Out of all the problems Super Bowl champions face, the cruelest one comes in late spring. It’s not about game-planning for next season’s top contenders, or replacing a coaching loss. It’s the grim reality of the roster bubble: having to cut players who clearly belong on an NFL field, just because there’s no room left.

The Seattle Seahawks, after winning it all in the 2025 season, are walking that razor’s edge right now. While the headlines have been rightfully focused on the return of receiver Cooper Kupp — a player who turned down retirement rumors to chase another ring — and the fireworks potential of Jaxon Smith-Njigba, the real drama of this offseason is happening in the margins. And for two specific players, the margins are looking dangerously tight.

The Tight End Problem Hidden in the Wide Receiver Room

Jake Bobo carved out a real niche last season, earning trust as a reliable blocker and a safety valve for the offense. At 6-foot-4 and 224 pounds, he’s built like a tight end but runs routes like a receiver. That size and positional overlap, however, now works against him. Cooper Kupp is back and healthy. Rashid Shaheed was brought in as a vertical threat. Smith-Njigba is the slot maestro. The math says there are only so many snaps to go around.

Bobo isn’t the kind of player who gets cut for lack of talent. He gets cut because championship rosters stockpile talent at premium positions, and the numbers stop making sense. If the Seahawks keep six receivers, he’s likely safe. If the roster math says five, he becomes an awkward fit — not dynamic enough to force the field as a pure receiver, and not specialized enough on special teams to lock down a gameday roster spot. His path to survival runs through training camp, where he must show he is indispensable on coverage units or that his blocking can tilt the field in critical short-yardage situations.

The Giant Cornerback Who Might Not Fit Anywhere

Tyrone Broden walks into a cornerback meeting room that is suddenly very crowded. At 6-foot-5, he’s a physical outlier. In a league desperate for defensive backs who can match up with rising star receivers like Justin Jefferson or CeeDee Lamb, length matters. But the Seahawks have already invested in starters and added younger draft picks. The coaching staff, led by Mike Macdonald, values defensive backs who can process multiple assignments and communicate disguises pre-snap. Broden has the frame. What he needs now is the football IQ and special-teams hustle to survive.

Vulnerable doesn’t mean doomed. If Broden can make himself a weapon on punt coverage and show enough growth in coverage to hint at a future starter, the Seahawks could stash him on the practice squad and develop him. But on a team gunning for a repeat, developmental projects are a luxury. And luxury items get cut first when rosters shrink.

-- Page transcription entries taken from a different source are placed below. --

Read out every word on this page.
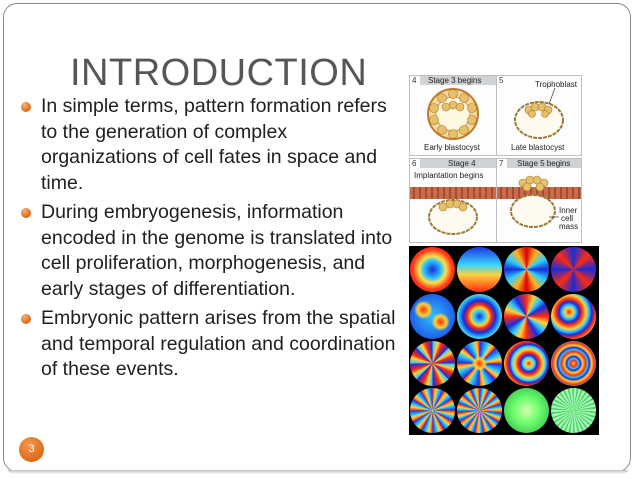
INTRODUCTION
In simple terms, pattern formation refers to the generation of complex organizations of cell fates in space and time.
During embryogenesis, information encoded in the genome is translated into cell proliferation, morphogenesis, and early stages of differentiation.
Embryonic pattern arises from the spatial and temporal regulation and coordination of these events.
3
4 Stage 3 begins
Early blastocyst
5	Trophoblast
Late blastocyst
6	Stage 4
Implantation begins
7 Stage 5 begins
Inner
cell
mass
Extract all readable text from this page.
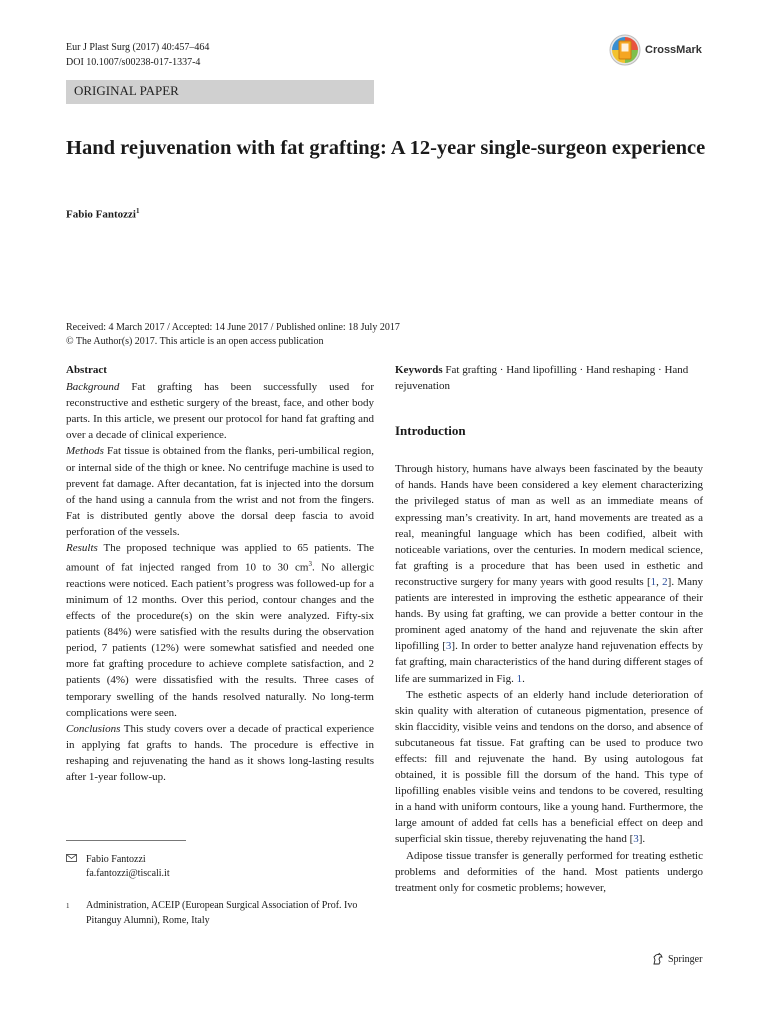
Eur J Plast Surg (2017) 40:457–464
DOI 10.1007/s00238-017-1337-4
CrossMark
ORIGINAL PAPER
Hand rejuvenation with fat grafting: A 12-year single-surgeon experience
Fabio Fantozzi$^1$
Received: 4 March 2017 / Accepted: 14 June 2017 / Published online: 18 July 2017
© The Author(s) 2017. This article is an open access publication
Abstract

Background Fat grafting has been successfully used for reconstructive and esthetic surgery of the breast, face, and other body parts. In this article, we present our protocol for hand fat grafting and over a decade of clinical experience.

Methods Fat tissue is obtained from the flanks, peri-umbilical region, or internal side of the thigh or knee. No centrifuge machine is used to prevent fat damage. After decantation, fat is injected into the dorsum of the hand using a cannula from the wrist and not from the fingers. Fat is distributed gently above the dorsal deep fascia to avoid perforation of the vessels.

Results The proposed technique was applied to 65 patients. The amount of fat injected ranged from 10 to 30 $cm^3$. No allergic reactions were noticed. Each patient’s progress was followed-up for a minimum of 12 months. Over this period, contour changes and the effects of the procedure(s) on the skin were analyzed. Fifty-six patients (84%) were satisfied with the results during the observation period, 7 patients (12%) were somewhat satisfied and needed one more fat grafting procedure to achieve complete satisfaction, and 2 patients (4%) were dissatisfied with the results. Three cases of temporary swelling of the hands resolved naturally. No long-term complications were seen.

Conclusions This study covers over a decade of practical experience in applying fat grafts to hands. The procedure is effective in reshaping and rejuvenating the hand as it shows long-lasting results after 1-year follow-up.

Fabio Fantozzi
fa.fantozzi@tiscali.it
1	Administration, ACEIP (European Surgical Association of Prof. Ivo Pitanguy Alumni), Rome, Italy

Keywords Fat grafting · Hand lipofilling · Hand reshaping · Hand rejuvenation

Introduction

Through history, humans have always been fascinated by the beauty of hands. Hands have been considered a key element characterizing the privileged status of man as well as an immediate means of expressing man’s creativity. In art, hand movements are treated as a real, meaningful language which has been codified, albeit with noticeable variations, over the centuries. In modern medical science, fat grafting is a procedure that has been used in esthetic and reconstructive surgery for many years with good results [1, 2]. Many patients are interested in improving the esthetic appearance of their hands. By using fat grafting, we can provide a better contour in the prominent aged anatomy of the hand and rejuvenate the skin after lipofilling [3]. In order to better analyze hand rejuvenation effects by fat grafting, main characteristics of the hand during different stages of life are summarized in Fig. 1.

The esthetic aspects of an elderly hand include deterioration of skin quality with alteration of cutaneous pigmentation, presence of skin flaccidity, visible veins and tendons on the dorso, and absence of subcutaneous fat tissue. Fat grafting can be used to produce two effects: fill and rejuvenate the hand. By using autologous fat obtained, it is possible fill the dorsum of the hand. This type of lipofilling enables visible veins and tendons to be covered, resulting in a hand with uniform contours, like a young hand. Furthermore, the large amount of added fat cells has a beneficial effect on deep and superficial skin tissue, thereby rejuvenating the hand [3].

Adipose tissue transfer is generally performed for treating esthetic problems and deformities of the hand. Most patients undergo treatment only for cosmetic problems; however,

Springer
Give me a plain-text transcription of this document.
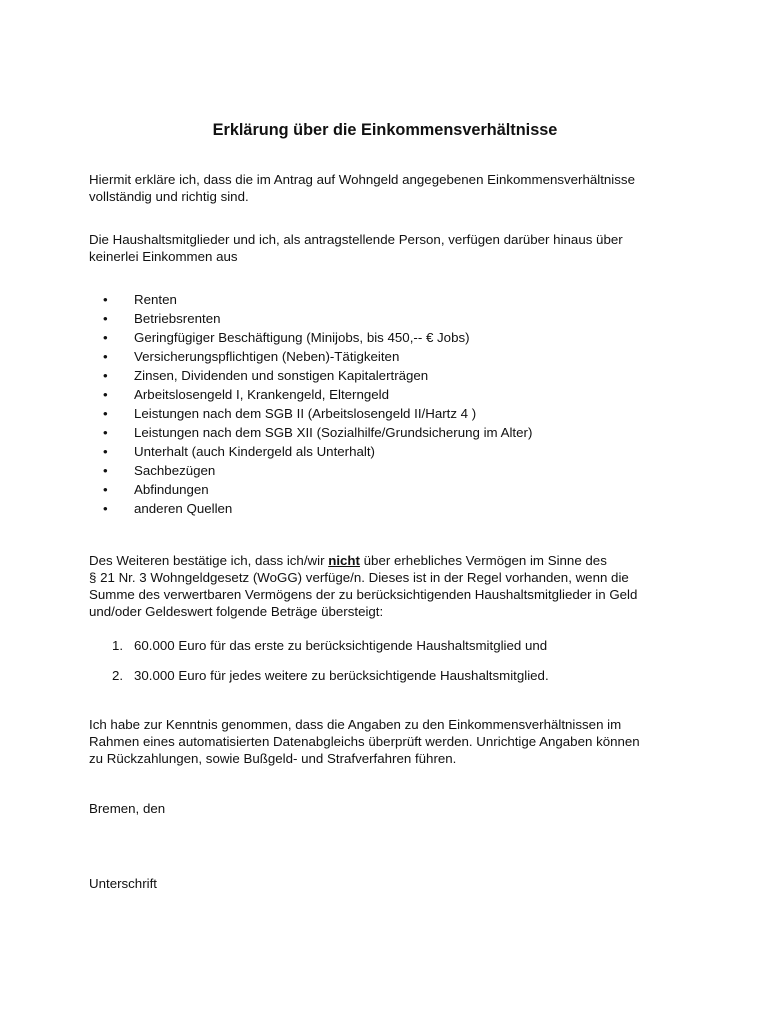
Erklärung über die Einkommensverhältnisse

Hiermit erkläre ich, dass die im Antrag auf Wohngeld angegebenen Einkommensverhältnisse

vollständig und richtig sind.

Die Haushaltsmitglieder und ich, als antragstellende Person, verfügen darüber hinaus über

keinerlei Einkommen aus

• Renten
• Betriebsrenten
• Geringfügiger Beschäftigung (Minijobs, bis 450,-- € Jobs)
• Versicherungspflichtigen (Neben)-Tätigkeiten
• Zinsen, Dividenden und sonstigen Kapitalerträgen
• Arbeitslosengeld I, Krankengeld, Elterngeld
• Leistungen nach dem SGB II (Arbeitslosengeld II/Hartz 4 )
• Leistungen nach dem SGB XII (Sozialhilfe/Grundsicherung im Alter)
• Unterhalt (auch Kindergeld als Unterhalt)
• Sachbezügen
• Abfindungen
• anderen Quellen

Des Weiteren bestätige ich, dass ich/wir nicht über erhebliches Vermögen im Sinne des

§ 21 Nr. 3 Wohngeldgesetz (WoGG) verfüge/n. Dieses ist in der Regel vorhanden, wenn die

Summe des verwertbaren Vermögens der zu berücksichtigenden Haushaltsmitglieder in Geld

und/oder Geldeswert folgende Beträge übersteigt:

1. 60.000 Euro für das erste zu berücksichtigende Haushaltsmitglied und
2. 30.000 Euro für jedes weitere zu berücksichtigende Haushaltsmitglied.

Ich habe zur Kenntnis genommen, dass die Angaben zu den Einkommensverhältnissen im

Rahmen eines automatisierten Datenabgleichs überprüft werden. Unrichtige Angaben können

zu Rückzahlungen, sowie Bußgeld- und Strafverfahren führen.

Bremen, den
Unterschrift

A Linebacker Fighting for a Sport That Might Not Exist

Patrick O’Connell has a different problem. He’s fighting for a linebacker spot in a league that is actively shrinking the role. Seattle’s defense under Macdonald leans on versatile defensive backs and hybrid safeties. A backup linebacker who is merely competent is a low-value asset. O’Connell needs to be a demon on special teams, a reliable communicator, and capable of handling coverage assignments in sub-packages. The Seahawks will almost certainly keep four off-ball linebackers. If they keep five, O’Connell has a shot. But the tiebreaker on that fifth spot could go to a young defensive back with return ability, or a pass rusher with upside.

What makes O’Connell’s path so narrow is that he does not offer the same ceiling as a raw but explosive edge rusher. Coaches value reliability, but on a championship roster, reliability without upside is a ticket to the waiver wire. He needs to show that he cannot be replaced — that losing him would hurt the special-teams unit and create a depth problem no other player on the roster can solve.

The Reality of a Championship Roster

The Seahawks are not in the business of handing out participation trophies. They are in the business of finding 53 players who can help them win another Lombardi Trophy. That means players like Broden and O’Connell — talented, intriguing, and capable — face a harder climb than they would on a rebuilding team. The margin for error is thin. Training camp will offer clarity. But minicamp already sent a message: Seattle’s roster is deep, and no one’s job is safe just because they earned a helmet.